Difference between HV CMOS and BCDMOS

[asicpark]

high voltage cmos vs. bcdmos

Hi, I'm working on the project for the class-d amp.
Actually the supply needs about 30~40 due to the output power.
So I'm looking for the proper process, but I'm so confused between
the HV CMOS and BCDMOS process for what is cons and pros.
Anyone who have exprience ?

Thanks in advance.

 

[rfsystem]

BCDMOS have a bipolar but the difference for your project is the DMOS versus HVCMOS.

You can make high voltage MOS by using either an NWELL instead of N+ to have a high voltage drain for the NMOS or using additional implants for a

differential diffused MOS = DMOS

where there a one further degree of freedom to make the drain high voltage capable.

Typical the R[Ohm]*sqmm is by a factor lower than in poor man HVCMOS

If the drivers are outside HVCMOS is then still an option.

 

[forkschgrad]

BCDMOS have a bipolar but the difference for your project is the DMOS versus HVCMOS.

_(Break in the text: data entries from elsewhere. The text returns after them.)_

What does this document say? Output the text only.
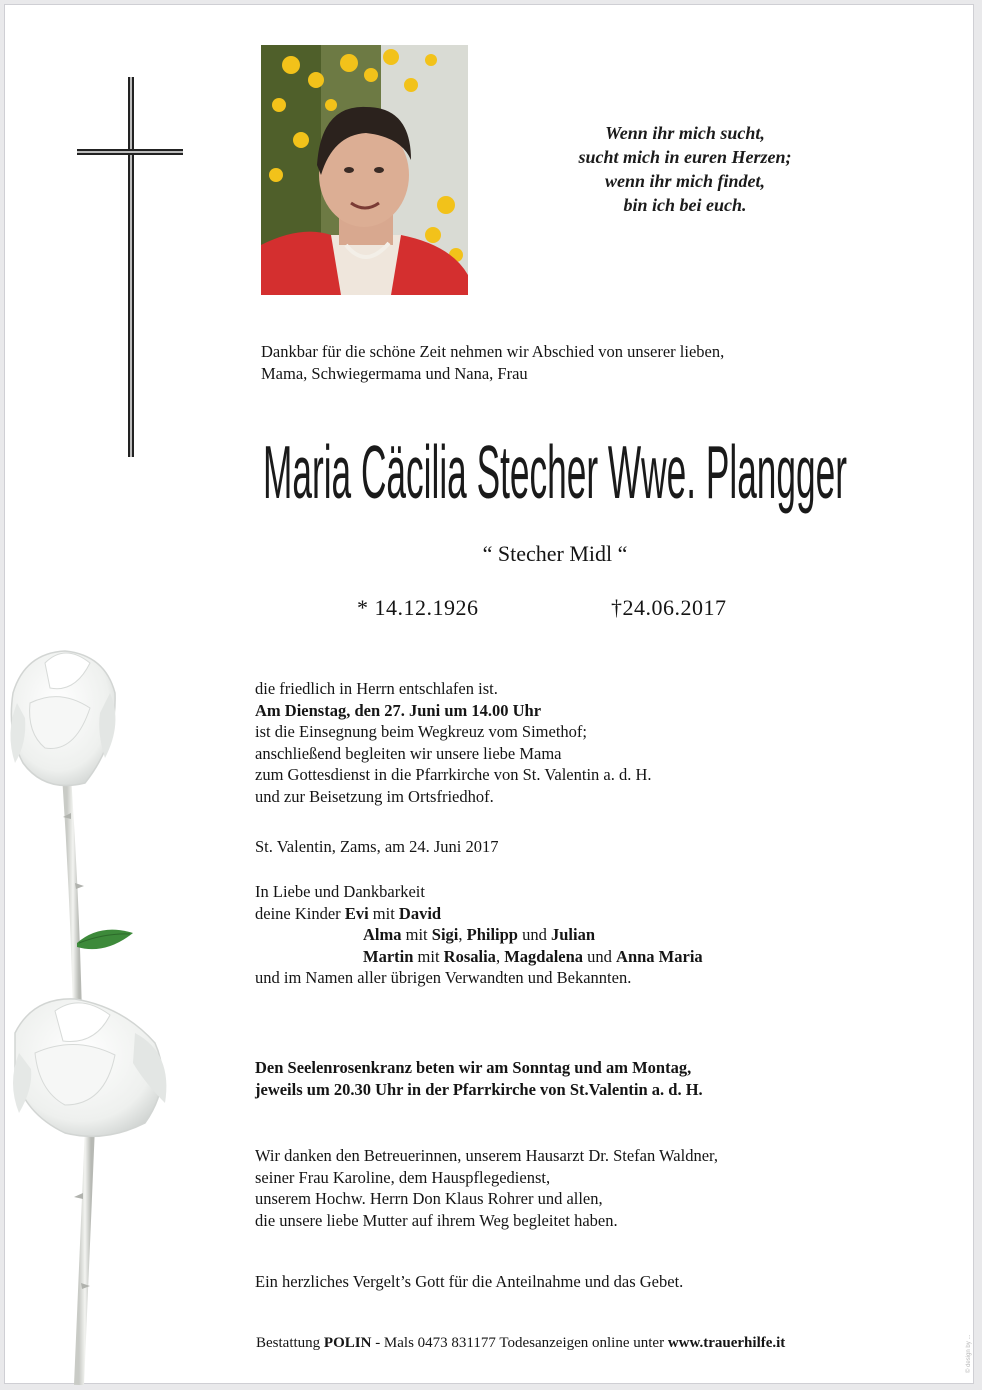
Wenn ihr mich sucht,
sucht mich in euren Herzen;
wenn ihr mich findet,
bin ich bei euch.
Dankbar für die schöne Zeit nehmen wir Abschied von unserer lieben,
Mama, Schwiegermama und Nana, Frau
Maria Cäcilia Stecher Wwe. Plangger
“ Stecher Midl “
* 14.12.1926	†24.06.2017
die friedlich in Herrn entschlafen ist.
Am Dienstag, den 27. Juni um 14.00 Uhr
ist die Einsegnung beim Wegkreuz vom Simethof;
anschließend begleiten wir unsere liebe Mama
zum Gottesdienst in die Pfarrkirche von St. Valentin a. d. H.
und zur Beisetzung im Ortsfriedhof.
St. Valentin, Zams, am 24. Juni 2017
In Liebe und Dankbarkeit
deine Kinder Evi mit David
Alma mit Sigi, Philipp und Julian
Martin mit Rosalia, Magdalena und Anna Maria
und im Namen aller übrigen Verwandten und Bekannten.
Den Seelenrosenkranz beten wir am Sonntag und am Montag,
jeweils um 20.30 Uhr in der Pfarrkirche von St.Valentin a. d. H.
Wir danken den Betreuerinnen, unserem Hausarzt Dr. Stefan Waldner,
seiner Frau Karoline, dem Hauspflegedienst,
unserem Hochw. Herrn Don Klaus Rohrer und allen,
die unsere liebe Mutter auf ihrem Weg begleitet haben.
Ein herzliches Vergelt’s Gott für die Anteilnahme und das Gebet.
Bestattung POLIN - Mals 0473 831177 Todesanzeigen online unter www.trauerhilfe.it	© design by ...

You can make high voltage MOS by using either an NWELL instead of N+ to have a high voltage drain for the NMOS or using additional implants for a

differential diffused MOS = DMOS

where there a one further degree of freedom to make the drain high voltage capable.

Typical the R[Ohm]*sqmm is by a factor lower than in poor man HVCMOS

If the drivers are outside HVCMOS is then still an option.

isn't is the double diffused MOS?

 

[kumard35b]

DMOS is Double Diffused Metal oxide Semiconductor.

The cross section of a VDMOS (see figure 1) shows the "verticality" of the device: It can be seen that the source electrode is placed over the drain, resulting in a current mainly vertical when the transistor is in the on-state. The "diffusion" in VDMOS refers to the manufacturing process: the P wells (see figure 1) are obtained by a diffusion process (actually a double diffusion process to get the P and N+ regions, hence the name double diffused).

BCDMOS has

Very high voltage, yet small, transistors provide up to 250V Breakdown


Low on-resistance - just 0.6 ohm-mm*2 at 80V - allows integration of multiple low resistivity power FETs


Double metal layer supports currents up to 10A


Thin film and poly-poly caps are combined in silicon to integrate high-performance analog functions such as high-accuracy references, along with high-power devices.